Innovation is a risky business. There’s no guarantees whenever trying something new, particularly if you’re trying to do something that has never been done before. However, history teaches us that we must adapt or die. So don’t be a business dodo. Read our ‘5 Reasons Innovation Fails’ and sustain business success into the future.
1) Inactively pursuing innovation
Once upon a time, BlackBerry was the producer of the world’s first widely adopted smartphone brand. At its peak, BlackBerry owned over 50% of the US and 20% of the global smartphone market, selling over 50 million devices a year. One day, a new smartphone with a touchscreen, the Apple iPhone, was released.
BlackBerry’s leadership initially dismissed Apple’s touchscreen iPhone, insisting that users preferred their physical keyboard. But the iPhone sold well. Really well! BlackBerry hastily released a touchscreen device (BlackBerry Storm), which didn’t work well and was met with some unpleasant reviews. BlackBerry then attempted to reintroduced its keyboard in a combo touchscreen-keyboard setup (e.g., BlackBerry Bold), which momentarily stemmed the tide, but eventually proved misguided as the market continued moving toward larger screen real-estate.
Slow market reactions by BlackBerry and a lack of internal incentives to continually innovate ultimately led to BlackBerry’s demise and the rise of Apple. It’s a reminder that innovation doesn’t happen by accident. Those businesses that stand the test of time are constantly and actively pursuing innovation, with structure and with process.
2) The wrong leadership and company culture
Leadership and company culture go hand in hand. Successful innovation requires its leaders to create a culture of innovation in order to change the business and sustain the creative production of new products, services and process development.
Leadership and management are also needed to develop strategies which get buy-in at every level of the business. To get all your people working towards the same company vision and goals, one must clearly communicate them with your employees and empower them to be part of the change process. Change is hard and often takes more effort than to follow the status quo, as demonstrated by the Blackberry example – so it’s integral to rally the troops, get people excited and get everyone making decisions which help the company achieve well-defined visions and goals.
3) Lack of research
Our Innovation Champion (aka. Researcher) is constantly banging on about the importance of research – and she’s not wrong. Misunderstanding your market is one of the main (and worst) reasons leading to innovation failure, because it’s completely avoidable.
When fielding new ideas, you need to constantly ask:
- What problem am I solving?
- Is this really a problem that needs solving?

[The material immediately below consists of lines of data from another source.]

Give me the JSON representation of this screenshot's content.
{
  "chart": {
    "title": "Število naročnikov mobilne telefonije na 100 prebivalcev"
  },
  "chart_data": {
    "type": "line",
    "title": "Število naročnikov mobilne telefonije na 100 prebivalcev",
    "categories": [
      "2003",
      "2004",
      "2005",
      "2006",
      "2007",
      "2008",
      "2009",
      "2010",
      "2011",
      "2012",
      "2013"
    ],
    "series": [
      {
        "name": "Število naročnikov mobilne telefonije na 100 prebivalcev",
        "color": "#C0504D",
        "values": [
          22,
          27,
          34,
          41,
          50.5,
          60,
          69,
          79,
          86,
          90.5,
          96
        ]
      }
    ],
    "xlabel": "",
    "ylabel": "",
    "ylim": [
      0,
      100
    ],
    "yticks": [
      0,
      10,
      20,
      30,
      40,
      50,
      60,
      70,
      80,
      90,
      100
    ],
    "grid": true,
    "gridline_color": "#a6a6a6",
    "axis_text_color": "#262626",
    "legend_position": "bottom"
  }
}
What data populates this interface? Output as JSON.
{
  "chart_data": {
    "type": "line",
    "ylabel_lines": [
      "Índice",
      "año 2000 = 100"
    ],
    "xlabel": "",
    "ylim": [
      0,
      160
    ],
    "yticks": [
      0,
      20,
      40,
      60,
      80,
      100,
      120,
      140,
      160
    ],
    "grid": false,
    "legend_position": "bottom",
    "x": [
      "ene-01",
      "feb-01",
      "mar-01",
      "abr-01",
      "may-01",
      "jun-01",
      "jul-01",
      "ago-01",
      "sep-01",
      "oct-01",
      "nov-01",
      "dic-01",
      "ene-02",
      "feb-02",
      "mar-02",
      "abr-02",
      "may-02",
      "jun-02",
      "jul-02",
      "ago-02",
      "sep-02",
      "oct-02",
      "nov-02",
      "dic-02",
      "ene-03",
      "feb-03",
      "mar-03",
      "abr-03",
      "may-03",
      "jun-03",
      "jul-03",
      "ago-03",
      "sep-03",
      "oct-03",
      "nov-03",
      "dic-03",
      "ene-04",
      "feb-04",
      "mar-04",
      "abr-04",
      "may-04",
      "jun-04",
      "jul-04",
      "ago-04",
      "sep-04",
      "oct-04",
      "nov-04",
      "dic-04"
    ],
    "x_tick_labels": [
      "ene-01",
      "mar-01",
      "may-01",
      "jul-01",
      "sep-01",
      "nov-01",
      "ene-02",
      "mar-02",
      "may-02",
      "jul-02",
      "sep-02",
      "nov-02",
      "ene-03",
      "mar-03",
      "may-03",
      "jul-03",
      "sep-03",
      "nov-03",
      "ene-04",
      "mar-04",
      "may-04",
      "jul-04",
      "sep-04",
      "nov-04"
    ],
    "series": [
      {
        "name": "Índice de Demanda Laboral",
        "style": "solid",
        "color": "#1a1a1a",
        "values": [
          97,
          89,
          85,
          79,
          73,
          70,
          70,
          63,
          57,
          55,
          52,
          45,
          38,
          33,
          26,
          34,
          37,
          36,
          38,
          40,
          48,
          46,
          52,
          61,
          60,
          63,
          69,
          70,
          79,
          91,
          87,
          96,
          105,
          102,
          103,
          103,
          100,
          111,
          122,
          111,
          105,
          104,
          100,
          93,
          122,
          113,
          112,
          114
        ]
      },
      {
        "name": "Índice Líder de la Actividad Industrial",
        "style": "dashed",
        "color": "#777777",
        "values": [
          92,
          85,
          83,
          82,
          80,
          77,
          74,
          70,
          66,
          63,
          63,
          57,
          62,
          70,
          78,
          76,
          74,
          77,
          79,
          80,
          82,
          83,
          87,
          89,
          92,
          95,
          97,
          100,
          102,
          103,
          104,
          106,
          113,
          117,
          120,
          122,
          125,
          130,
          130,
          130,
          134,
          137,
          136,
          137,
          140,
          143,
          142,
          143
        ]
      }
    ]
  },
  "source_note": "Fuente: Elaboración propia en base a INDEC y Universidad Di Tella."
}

- Is there any market data that supports the answers to the previous questions?
- Is anyone else doing this and who are my closest competitors?

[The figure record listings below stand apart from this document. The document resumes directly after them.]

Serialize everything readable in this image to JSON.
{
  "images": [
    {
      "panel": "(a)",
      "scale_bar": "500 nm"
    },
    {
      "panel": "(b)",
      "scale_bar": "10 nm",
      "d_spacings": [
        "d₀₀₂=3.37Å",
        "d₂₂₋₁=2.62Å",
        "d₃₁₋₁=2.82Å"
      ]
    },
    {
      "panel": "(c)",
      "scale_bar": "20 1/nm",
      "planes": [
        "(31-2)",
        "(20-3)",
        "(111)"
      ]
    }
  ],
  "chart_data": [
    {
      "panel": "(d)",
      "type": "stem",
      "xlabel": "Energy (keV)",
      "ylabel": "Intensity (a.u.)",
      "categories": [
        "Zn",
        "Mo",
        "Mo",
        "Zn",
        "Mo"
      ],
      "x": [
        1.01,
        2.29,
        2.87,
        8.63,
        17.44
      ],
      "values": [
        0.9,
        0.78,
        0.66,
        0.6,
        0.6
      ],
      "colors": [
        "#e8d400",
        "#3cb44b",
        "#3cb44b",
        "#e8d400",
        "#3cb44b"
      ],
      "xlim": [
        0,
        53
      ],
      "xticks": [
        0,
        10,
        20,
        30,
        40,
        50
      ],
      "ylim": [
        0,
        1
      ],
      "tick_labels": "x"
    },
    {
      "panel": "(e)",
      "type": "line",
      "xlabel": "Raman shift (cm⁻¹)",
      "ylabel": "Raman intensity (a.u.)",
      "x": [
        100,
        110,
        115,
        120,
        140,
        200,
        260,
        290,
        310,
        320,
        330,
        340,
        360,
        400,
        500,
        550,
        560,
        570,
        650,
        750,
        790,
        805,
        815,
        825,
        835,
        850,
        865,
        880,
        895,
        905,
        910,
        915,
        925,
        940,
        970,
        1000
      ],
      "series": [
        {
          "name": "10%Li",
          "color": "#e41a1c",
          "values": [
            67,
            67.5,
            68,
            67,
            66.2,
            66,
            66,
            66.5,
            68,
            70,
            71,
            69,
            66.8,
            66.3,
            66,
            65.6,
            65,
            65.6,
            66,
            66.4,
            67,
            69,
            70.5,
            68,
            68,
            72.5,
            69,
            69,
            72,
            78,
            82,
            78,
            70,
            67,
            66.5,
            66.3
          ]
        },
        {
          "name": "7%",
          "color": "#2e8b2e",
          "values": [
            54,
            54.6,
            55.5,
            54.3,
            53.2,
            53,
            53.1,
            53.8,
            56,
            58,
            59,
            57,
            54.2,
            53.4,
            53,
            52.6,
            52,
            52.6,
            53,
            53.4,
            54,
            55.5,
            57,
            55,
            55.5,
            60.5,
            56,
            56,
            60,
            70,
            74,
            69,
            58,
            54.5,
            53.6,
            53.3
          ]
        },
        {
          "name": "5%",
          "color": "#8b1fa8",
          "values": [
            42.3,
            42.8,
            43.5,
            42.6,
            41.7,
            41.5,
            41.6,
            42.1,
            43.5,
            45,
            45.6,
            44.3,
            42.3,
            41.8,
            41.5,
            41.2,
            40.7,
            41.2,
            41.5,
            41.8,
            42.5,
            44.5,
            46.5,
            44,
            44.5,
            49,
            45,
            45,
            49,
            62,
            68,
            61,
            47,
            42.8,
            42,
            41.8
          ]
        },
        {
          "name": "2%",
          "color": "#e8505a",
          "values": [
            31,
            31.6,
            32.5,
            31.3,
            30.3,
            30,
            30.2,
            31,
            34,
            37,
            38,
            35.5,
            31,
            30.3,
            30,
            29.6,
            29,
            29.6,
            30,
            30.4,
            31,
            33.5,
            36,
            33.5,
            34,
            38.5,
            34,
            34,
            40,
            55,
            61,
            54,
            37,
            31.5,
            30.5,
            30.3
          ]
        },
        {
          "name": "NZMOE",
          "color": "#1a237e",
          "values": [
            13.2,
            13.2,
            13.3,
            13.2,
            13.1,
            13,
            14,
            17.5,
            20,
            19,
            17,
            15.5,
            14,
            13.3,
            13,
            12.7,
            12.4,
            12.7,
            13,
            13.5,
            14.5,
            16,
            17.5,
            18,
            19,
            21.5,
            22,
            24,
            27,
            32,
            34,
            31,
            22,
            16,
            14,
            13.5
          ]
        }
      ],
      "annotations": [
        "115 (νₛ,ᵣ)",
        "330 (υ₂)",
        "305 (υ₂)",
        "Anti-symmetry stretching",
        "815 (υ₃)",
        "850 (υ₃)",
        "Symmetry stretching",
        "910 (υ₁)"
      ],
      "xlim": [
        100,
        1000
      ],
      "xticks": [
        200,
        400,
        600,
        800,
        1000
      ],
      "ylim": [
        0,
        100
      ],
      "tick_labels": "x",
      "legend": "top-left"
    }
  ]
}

- Does the intended customer like my solution?
- Can my solution be profitable?
Even after you come up with an innovative idea which meets all the right criteria, it’s still important to keep rechecking your assumptions by testing the idea and the market, to ensure you capture and account for any changes and market shifts. This is particularly important now with innovation and change increasing in pace – what’s new now won’t necessarily be new tomorrow – keep scanning that horizon!
4) Recognising short-term and long-term innovation
Innovation takes time, people and money, therefore, not all innovative ideas can be taken forward straight away. For small-to-medium sized enterprises which don’t have the monumental budget nor the research and development capacity of Apple, innovation must be strategically prioritised and planned for.
Ideas that can be turned around pretty quickly and with little budget can be seen as ‘quick fixes’, and as long as these create value for the customer then they are great in the short-term. After all, these incremental innovations are fundamental to staying competitive and adaptable.
However, the danger of simply focusing on short-term innovation does leave businesses vulnerable in the long-term. As soon as market disruption strikes, it may be too late to adapt and the business runs the risk of becoming obsolete. The video streaming sector is a prime example of this, with the likes of Amazon, Netflix and NowTV having wiped out the once popular movie rental chain Blockbuster, and later Lovefilm.
Having a long-term innovation pipeline is key to maintaining long-term business success. It’s wise to make an innovation timeline, plan to budget for long-term innovations (which require more resources) and take advantage of new and disruptive technologies once they become affordable for your size of business.
5) Not tracking or measuring business innovation
Once you have an innovation plan, it’s easier to track and measure performance. Investing in research and development is a cost to the business, so it makes sense to ensure you are meeting the deadlines on your innovation timeline and calculating the commercial profitably of the innovation. For example:
- If you have changed a process, what are the efficiency savings for the business?
- If you have created a new product or service, what are the projected sales figures?
There may be other outputs of innovation, such as increased customer satisfaction and loyalty or improving employee retention rates, and it’s important to capture those key performance indicators. Likewise, it’s important to identify when an innovation hasn’t been successful in order to reflect and learn from that experience.
Now you know the five innovation fails to avoid – go forth into the future, adapt and innovate!